Лыкаш судорожно сглатывал, во рту плавал вкус желчи. Ворон шатался на коленях, связанный, избитый, окровавленный так, что по глазам лишь можно признать, да и те едва открывались. Лихарь держал его за волосы, не давая свалиться.
— Отец! — В голосе стеня мешались слёзы и ликование. Он сам стоял в одной тельнице, не замечая мороза. Смотрел то на Ветра, укрытого его кожухом, то на Ворона, то на толстые длинные сучья, простёртые над дорогой. — Отец, мы отомстим за тебя!
Верёвки, что сбрасывали в обрыв, лежали свёрнутые. Нетерпеливый Шагала уже лез на дерево, Бухарка держал моток, готовился кинуть ему. "Не смей", — хотел сказать Ветер. Губы слушались плохо. Лихарь, прекрасно умевший разбирать безмолвную речь, приказа не понял. Или предпочёл не понять.

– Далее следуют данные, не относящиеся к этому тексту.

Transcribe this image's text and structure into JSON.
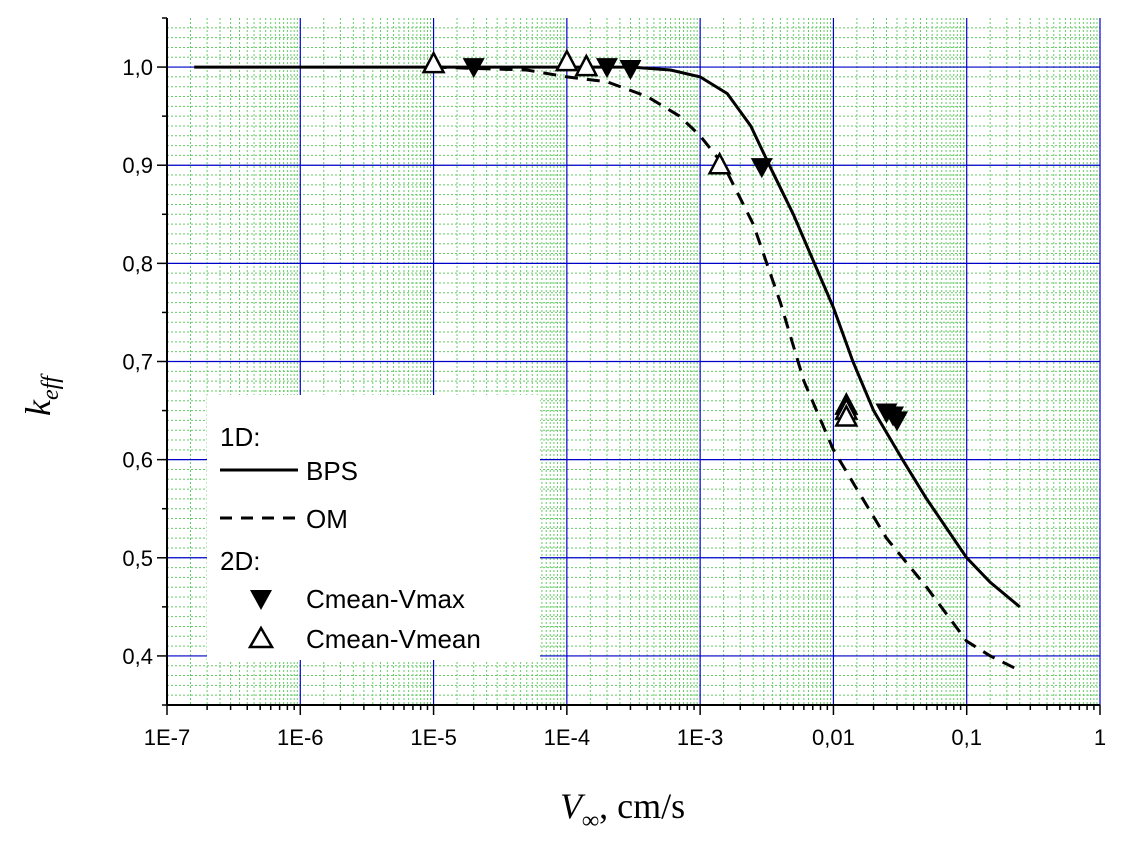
{
  "chart_data": {
    "type": "line",
    "xlabel_main": "V",
    "xlabel_sub": "∞",
    "xlabel_rest": ", cm/s",
    "ylabel_main": "k",
    "ylabel_sub": "eff",
    "xscale": "log",
    "xlim": [
      1e-07,
      1
    ],
    "ylim": [
      0.35,
      1.05
    ],
    "grid": true,
    "x_ticks": [
      1e-07,
      1e-06,
      1e-05,
      0.0001,
      0.001,
      0.01,
      0.1,
      1
    ],
    "x_tick_labels": [
      "1E-7",
      "1E-6",
      "1E-5",
      "1E-4",
      "1E-3",
      "0,01",
      "0,1",
      "1"
    ],
    "y_ticks": [
      0.4,
      0.5,
      0.6,
      0.7,
      0.8,
      0.9,
      1.0
    ],
    "y_tick_labels": [
      "0,4",
      "0,5",
      "0,6",
      "0,7",
      "0,8",
      "0,9",
      "1,0"
    ],
    "legend": {
      "placement": "lower-left",
      "group1": "1D:",
      "group2": "2D:",
      "entries": [
        "BPS",
        "OM",
        "Cmean-Vmax",
        "Cmean-Vmean"
      ]
    },
    "series": [
      {
        "name": "BPS",
        "style": "solid",
        "points": [
          [
            1.6e-07,
            1
          ],
          [
            1e-05,
            1
          ],
          [
            0.0001,
            1
          ],
          [
            0.0003,
            1
          ],
          [
            0.0006,
            0.997
          ],
          [
            0.001,
            0.99
          ],
          [
            0.0016,
            0.973
          ],
          [
            0.0024,
            0.94
          ],
          [
            0.0033,
            0.9
          ],
          [
            0.005,
            0.85
          ],
          [
            0.0072,
            0.8
          ],
          [
            0.01,
            0.755
          ],
          [
            0.014,
            0.7
          ],
          [
            0.02,
            0.65
          ],
          [
            0.033,
            0.6
          ],
          [
            0.05,
            0.56
          ],
          [
            0.1,
            0.5
          ],
          [
            0.15,
            0.475
          ],
          [
            0.25,
            0.45
          ]
        ]
      },
      {
        "name": "OM",
        "style": "dashed",
        "points": [
          [
            1e-05,
            1
          ],
          [
            5e-05,
            0.997
          ],
          [
            0.0001,
            0.99
          ],
          [
            0.0002,
            0.985
          ],
          [
            0.0004,
            0.97
          ],
          [
            0.0007,
            0.95
          ],
          [
            0.001,
            0.93
          ],
          [
            0.0015,
            0.9
          ],
          [
            0.0025,
            0.84
          ],
          [
            0.004,
            0.76
          ],
          [
            0.006,
            0.68
          ],
          [
            0.01,
            0.61
          ],
          [
            0.015,
            0.57
          ],
          [
            0.025,
            0.52
          ],
          [
            0.05,
            0.47
          ],
          [
            0.1,
            0.415
          ],
          [
            0.15,
            0.4
          ],
          [
            0.25,
            0.385
          ]
        ]
      },
      {
        "name": "Cmean-Vmax",
        "style": "marker-filled-down-triangle",
        "points": [
          [
            2e-05,
            1.0
          ],
          [
            0.0002,
            1.0
          ],
          [
            0.0003,
            0.998
          ],
          [
            0.0029,
            0.898
          ],
          [
            0.025,
            0.648
          ],
          [
            0.028,
            0.645
          ],
          [
            0.03,
            0.64
          ]
        ]
      },
      {
        "name": "Cmean-Vmean",
        "style": "marker-open-up-triangle",
        "points": [
          [
            1e-05,
            1.003
          ],
          [
            0.0001,
            1.005
          ],
          [
            0.00014,
            1.0
          ],
          [
            0.0014,
            0.9
          ],
          [
            0.0125,
            0.655
          ],
          [
            0.0125,
            0.65
          ],
          [
            0.0125,
            0.643
          ]
        ]
      }
    ]
  },
  "colors": {
    "major_grid": "#0000cc",
    "minor_grid": "#66cc66",
    "line": "#000000"
  }
}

— Второй раз! — выкрикивал он. — Второй раз наш отец взял ученика под крыло!.. Возложил надежду… многого ждал… И опять казнит за измену!..
Стрельное зелье начало отпускать. Ворон кое-как приподнял голову. Лицо не было лицом, порезы, рваная кожа, в бороде потёками кровь, но глаза блеснули. Он выдохнул с липкими пузырями:
— А ты оба раза чужим здоровьем болел.
За такие страшные, опасные слова досталось ему кулаком по зубам. Взгляд Ветра вспыхнул… снова померк. Дальнейшее Лыкашу запомнилось обрывками, бессвязными клочьями. Спустили сверху верёвку. Обошли петлёй руки, связанные за спиной. Поддёрнули.
— Дружка где спрятал?
Ворон улыбнулся.
— Твоим ножом, учитель! — Голос Лихаря звенел и срывался. — Ты словом благословил, да неблагословенному отдал! Славься, Владычица!..

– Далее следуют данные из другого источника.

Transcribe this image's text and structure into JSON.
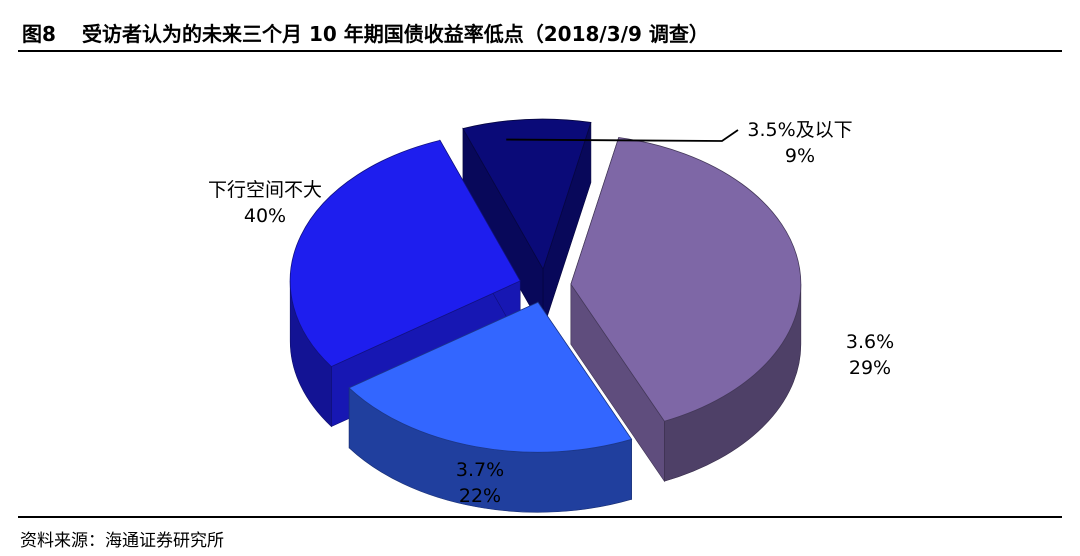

Лыкаш медленно пятился, борясь с дурнотой. Сейчас, вот сейчас что-то вмешается. Встанет Ветер. Вернутся Хотён и Пороша, у них достанет отваги…
— Сказывай, где укрыл?
Бухарка и Вьялец сдирали с дикомыта одежду. Вскраивали с кожей. Отыгрывались за срам на орудье. Искали милости Лихаря. Ветер перехватил взгляд ученика, губы трудно, медленно обозначили:
"Ты всё-таки обставил меня, сын".
Ворон вроде усмехнулся, ответив так же безмолвно:
"Лишь однажды!"
Собрался бежать — неча лежать!
Это мама говорила. Мама, которую Ознобиша не видел убитой. Ему солгали о её смерти. Нужно только добраться туда, где она его ждёт.
Он долго ворочался в темноте, ища лаз наружу. Искромсанные пальцы тыкались во всё подряд, за всё задевали. Нашарив выход и с горем пополам откопавшись, Ознобиша не сразу набрался мужества выглянуть. За хрупким ледком, за пятнышком тусклого света притихло с наведёнными самострелами всё моранское воинство. Высунь голову — обрушат издевательский хохот. В десять рук отберут поманившую было свободу. Опять распнут на колоде…
У обломанной ёлки было тихо и пусто. Медленная тащиха затягивала следы трёх пар лыж.
"Это они меня принесли?.."
Люди топтались, спорили у закиданной снегом норы, потом разошлись. Двое прямо, третий назад. Ознобиша немного постоял, соображая, где юг. Лес узнать он так и не смог, но расположение притона помнил отлично. Успел заметить, откуда шли тучи, когда…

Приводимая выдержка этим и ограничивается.